I think a lot of people torrent their comics because it’s free, even if they realize the computer screen isn’t made for reading comics that were originally designed for print. And most methods used to bridge this gap from print-to-screen, like Marvel’s DCU, don’t work really well; they’re awkward and don’t give you a steady and flowing reading experience. In essence, reading comics on computers, PSPs, Iphones, etc., that were originally intended for print is frustrating and can’t replicate the feeling of reading a real comic.
But this is okay if you’re just using the comics as an advertisement for the ultimate collected PRINT edition, which you note. But as an individual download, that you pay for like you do music or movies (which, by the way, are easily transferrable to any player; digital comics are not), that’s a hard sell.

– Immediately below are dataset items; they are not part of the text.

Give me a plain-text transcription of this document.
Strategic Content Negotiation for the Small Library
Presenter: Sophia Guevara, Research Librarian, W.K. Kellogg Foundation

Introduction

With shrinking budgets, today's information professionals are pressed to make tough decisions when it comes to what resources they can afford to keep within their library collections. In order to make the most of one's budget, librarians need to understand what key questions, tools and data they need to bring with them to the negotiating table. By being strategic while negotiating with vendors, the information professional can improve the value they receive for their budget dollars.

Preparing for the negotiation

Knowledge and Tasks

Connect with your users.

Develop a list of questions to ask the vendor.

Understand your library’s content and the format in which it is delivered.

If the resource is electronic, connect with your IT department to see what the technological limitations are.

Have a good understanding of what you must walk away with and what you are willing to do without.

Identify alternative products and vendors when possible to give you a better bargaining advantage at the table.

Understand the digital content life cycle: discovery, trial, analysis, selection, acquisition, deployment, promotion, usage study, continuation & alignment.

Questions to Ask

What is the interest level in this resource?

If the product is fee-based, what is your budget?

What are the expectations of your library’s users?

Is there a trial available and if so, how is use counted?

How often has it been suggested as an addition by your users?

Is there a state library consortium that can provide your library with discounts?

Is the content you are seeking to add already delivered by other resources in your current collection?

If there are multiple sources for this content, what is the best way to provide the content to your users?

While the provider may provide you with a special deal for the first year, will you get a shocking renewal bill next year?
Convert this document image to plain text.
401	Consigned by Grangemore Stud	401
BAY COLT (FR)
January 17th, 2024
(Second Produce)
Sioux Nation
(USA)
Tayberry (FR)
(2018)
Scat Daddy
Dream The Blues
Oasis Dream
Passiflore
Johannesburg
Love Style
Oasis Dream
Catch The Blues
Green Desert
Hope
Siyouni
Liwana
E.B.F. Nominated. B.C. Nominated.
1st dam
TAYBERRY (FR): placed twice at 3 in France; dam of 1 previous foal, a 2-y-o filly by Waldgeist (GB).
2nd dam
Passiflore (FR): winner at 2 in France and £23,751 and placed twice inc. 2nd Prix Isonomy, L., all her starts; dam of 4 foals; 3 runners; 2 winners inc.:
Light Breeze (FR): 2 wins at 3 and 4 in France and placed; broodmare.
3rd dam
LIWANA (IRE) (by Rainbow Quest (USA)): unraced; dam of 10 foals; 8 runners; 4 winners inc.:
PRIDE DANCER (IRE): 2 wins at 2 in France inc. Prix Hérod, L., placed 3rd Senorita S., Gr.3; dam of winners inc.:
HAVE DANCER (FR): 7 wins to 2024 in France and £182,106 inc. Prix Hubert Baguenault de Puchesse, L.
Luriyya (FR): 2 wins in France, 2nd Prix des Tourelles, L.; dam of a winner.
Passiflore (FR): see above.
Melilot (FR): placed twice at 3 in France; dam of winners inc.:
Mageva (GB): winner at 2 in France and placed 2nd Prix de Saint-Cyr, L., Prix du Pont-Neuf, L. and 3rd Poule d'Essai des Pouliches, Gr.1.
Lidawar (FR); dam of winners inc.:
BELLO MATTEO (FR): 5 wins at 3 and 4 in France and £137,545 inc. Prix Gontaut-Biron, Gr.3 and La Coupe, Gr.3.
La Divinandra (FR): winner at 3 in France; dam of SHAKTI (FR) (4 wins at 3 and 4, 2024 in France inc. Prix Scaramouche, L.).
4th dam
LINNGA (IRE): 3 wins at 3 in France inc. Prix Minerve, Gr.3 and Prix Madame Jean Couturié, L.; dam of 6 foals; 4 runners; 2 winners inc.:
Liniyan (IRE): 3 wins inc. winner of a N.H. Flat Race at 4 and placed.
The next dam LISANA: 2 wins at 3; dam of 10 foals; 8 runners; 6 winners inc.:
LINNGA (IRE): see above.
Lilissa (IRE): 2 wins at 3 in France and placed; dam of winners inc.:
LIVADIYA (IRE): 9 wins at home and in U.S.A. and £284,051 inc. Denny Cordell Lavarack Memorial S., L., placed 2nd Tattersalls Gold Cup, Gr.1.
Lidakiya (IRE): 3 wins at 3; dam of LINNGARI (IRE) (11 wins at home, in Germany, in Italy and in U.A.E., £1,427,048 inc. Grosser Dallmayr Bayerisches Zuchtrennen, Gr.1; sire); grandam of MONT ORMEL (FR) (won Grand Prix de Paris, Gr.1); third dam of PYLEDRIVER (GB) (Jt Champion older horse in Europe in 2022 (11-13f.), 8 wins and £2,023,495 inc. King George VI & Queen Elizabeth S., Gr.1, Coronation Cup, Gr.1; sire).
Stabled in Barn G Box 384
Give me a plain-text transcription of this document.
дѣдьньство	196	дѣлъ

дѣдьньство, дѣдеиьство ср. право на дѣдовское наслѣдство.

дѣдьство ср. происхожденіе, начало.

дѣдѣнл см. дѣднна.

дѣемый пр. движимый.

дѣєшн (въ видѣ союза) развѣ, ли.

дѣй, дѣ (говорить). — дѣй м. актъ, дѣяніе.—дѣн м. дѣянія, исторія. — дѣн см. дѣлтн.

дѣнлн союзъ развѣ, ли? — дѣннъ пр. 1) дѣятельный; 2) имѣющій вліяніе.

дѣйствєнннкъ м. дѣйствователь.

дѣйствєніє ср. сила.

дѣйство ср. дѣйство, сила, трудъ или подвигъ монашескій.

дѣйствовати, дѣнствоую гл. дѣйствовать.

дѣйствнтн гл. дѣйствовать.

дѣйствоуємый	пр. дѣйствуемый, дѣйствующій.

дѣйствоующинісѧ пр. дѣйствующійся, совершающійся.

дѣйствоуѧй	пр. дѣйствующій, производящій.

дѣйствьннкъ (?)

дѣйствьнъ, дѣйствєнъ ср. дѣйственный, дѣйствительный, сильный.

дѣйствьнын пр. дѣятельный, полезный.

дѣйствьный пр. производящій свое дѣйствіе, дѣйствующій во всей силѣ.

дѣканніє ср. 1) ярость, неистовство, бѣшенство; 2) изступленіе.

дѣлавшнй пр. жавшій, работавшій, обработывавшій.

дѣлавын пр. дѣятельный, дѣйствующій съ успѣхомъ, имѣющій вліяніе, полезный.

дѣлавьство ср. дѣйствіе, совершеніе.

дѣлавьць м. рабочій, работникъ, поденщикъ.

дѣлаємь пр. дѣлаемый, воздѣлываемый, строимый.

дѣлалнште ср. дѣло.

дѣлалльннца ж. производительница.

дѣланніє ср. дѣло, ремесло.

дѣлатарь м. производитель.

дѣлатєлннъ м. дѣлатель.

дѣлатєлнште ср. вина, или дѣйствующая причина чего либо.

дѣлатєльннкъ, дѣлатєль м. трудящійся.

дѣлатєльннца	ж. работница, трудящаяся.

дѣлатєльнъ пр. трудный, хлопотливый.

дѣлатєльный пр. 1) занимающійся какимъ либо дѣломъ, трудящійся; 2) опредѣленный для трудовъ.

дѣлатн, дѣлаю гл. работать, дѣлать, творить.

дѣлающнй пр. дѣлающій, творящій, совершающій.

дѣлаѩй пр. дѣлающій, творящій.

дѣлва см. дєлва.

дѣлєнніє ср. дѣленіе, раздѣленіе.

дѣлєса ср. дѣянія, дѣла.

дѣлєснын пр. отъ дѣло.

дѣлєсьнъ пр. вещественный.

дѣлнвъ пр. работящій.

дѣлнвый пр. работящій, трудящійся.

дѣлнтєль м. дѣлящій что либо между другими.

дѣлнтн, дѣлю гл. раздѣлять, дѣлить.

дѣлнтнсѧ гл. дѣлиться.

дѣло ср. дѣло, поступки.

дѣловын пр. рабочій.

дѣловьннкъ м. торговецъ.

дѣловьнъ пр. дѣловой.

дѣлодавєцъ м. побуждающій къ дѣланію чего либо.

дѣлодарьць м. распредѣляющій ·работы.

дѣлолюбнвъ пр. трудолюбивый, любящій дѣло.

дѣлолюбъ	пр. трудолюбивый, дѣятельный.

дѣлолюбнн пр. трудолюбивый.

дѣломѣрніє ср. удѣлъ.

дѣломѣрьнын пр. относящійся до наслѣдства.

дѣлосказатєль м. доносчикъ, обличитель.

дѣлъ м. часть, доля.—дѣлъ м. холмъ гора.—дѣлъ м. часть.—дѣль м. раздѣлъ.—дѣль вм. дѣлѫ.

Wonderful article, thank you.
Comics have traditionally been a peripheral aspect to the daily newspaper. If daily newspapers shift their revenue models completely and try to find ways to monetize their content through online formats, my question would be how webcomics might be able to follow along.
Perhaps another revenue model for webcomics would be where online media pay for webcomics to ‘co-exist’ with the news site (much like how comics fit into the funny section for print media)? As the news media figures out how to shift to a digital format I think it will be important for webcomics to find a way to continue to continue the traditional, mutually beneficial relationship between the two.